Yes of course. I'm not saying that the NMI method is the ultimate
solution. Of course it is as all other methods. But for parity memory,
having a mechanism to check for error condition, you can skip out all the
"write a pattern-read a pattern-compare two patterns". You have just to
write to all the memory locations and poll the 0x61 for the error
condition. Of course this works _only_ with parity memory.
And just another thing. I think this is faster compared to the
write-read-compare loop, or for an equal amount of time spent running the
job, this method can do more loops than the memtest one: the hardware does
all the checks for you. Doing more tests in the same amount of time you
are more likely to find the error: it is just a matter of likelyhood.
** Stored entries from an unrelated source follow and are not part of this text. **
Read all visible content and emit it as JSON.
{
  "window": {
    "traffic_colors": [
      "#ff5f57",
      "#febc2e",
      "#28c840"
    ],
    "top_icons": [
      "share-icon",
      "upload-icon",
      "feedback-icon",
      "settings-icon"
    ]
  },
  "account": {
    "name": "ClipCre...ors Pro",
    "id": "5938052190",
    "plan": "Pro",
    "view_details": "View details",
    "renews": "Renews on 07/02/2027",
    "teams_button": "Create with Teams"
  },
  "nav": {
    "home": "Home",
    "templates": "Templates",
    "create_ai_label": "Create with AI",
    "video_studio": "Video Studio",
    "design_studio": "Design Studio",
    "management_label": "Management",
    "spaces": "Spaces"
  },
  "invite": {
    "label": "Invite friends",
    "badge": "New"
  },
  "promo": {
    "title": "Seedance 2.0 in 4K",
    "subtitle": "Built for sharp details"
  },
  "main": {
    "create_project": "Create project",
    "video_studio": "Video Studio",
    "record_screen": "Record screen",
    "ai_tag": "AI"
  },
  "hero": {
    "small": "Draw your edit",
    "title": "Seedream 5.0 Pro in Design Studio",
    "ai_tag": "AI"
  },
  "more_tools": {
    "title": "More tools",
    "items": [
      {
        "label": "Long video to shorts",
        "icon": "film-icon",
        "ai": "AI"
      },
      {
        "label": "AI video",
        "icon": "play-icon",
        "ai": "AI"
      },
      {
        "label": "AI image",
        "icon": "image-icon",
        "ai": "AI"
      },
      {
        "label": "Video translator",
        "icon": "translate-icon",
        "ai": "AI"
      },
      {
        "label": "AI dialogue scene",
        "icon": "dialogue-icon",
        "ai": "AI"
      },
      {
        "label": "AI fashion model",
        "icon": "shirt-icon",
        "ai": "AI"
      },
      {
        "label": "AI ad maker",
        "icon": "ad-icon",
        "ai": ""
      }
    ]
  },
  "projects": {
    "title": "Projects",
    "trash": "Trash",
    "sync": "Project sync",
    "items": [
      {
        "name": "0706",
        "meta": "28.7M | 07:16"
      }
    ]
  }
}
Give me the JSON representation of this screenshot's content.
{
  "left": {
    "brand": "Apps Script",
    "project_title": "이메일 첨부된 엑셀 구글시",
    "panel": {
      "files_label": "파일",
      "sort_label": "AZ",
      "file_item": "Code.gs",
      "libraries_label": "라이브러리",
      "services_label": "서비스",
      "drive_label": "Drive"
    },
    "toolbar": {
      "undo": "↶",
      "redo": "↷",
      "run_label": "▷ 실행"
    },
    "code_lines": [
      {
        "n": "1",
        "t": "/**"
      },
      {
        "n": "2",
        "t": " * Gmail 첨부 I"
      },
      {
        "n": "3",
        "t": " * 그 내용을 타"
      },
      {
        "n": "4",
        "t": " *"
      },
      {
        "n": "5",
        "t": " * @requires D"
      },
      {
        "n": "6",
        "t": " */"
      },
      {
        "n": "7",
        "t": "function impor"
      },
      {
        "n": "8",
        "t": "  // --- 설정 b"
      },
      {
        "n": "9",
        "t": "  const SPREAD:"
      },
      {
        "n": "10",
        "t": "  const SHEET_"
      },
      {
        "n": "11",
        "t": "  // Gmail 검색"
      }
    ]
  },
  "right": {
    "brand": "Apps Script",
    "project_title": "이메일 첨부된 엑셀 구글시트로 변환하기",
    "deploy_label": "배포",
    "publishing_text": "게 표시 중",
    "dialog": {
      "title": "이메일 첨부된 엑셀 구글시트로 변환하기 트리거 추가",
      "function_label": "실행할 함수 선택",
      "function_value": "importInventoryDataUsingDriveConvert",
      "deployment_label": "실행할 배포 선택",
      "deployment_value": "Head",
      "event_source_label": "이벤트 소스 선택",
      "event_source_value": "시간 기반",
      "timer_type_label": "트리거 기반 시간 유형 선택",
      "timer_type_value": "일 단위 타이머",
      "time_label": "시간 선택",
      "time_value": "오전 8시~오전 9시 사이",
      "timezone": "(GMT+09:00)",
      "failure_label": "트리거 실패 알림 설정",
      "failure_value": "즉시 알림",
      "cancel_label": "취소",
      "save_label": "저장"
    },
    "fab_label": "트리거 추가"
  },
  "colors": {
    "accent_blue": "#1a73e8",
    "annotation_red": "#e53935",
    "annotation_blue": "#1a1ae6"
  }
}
Just
the same as compiling the kernel, where the memory test is just "use this
pointer for normal compile operation <- bad pointer ? -> sig11", no
overhead for test patterns, just a lot of pointer usage on all the memory
available, and the hardware (in different way than NMI) does the checks
for you.

Just my thought.

Ciao,
Riccardo.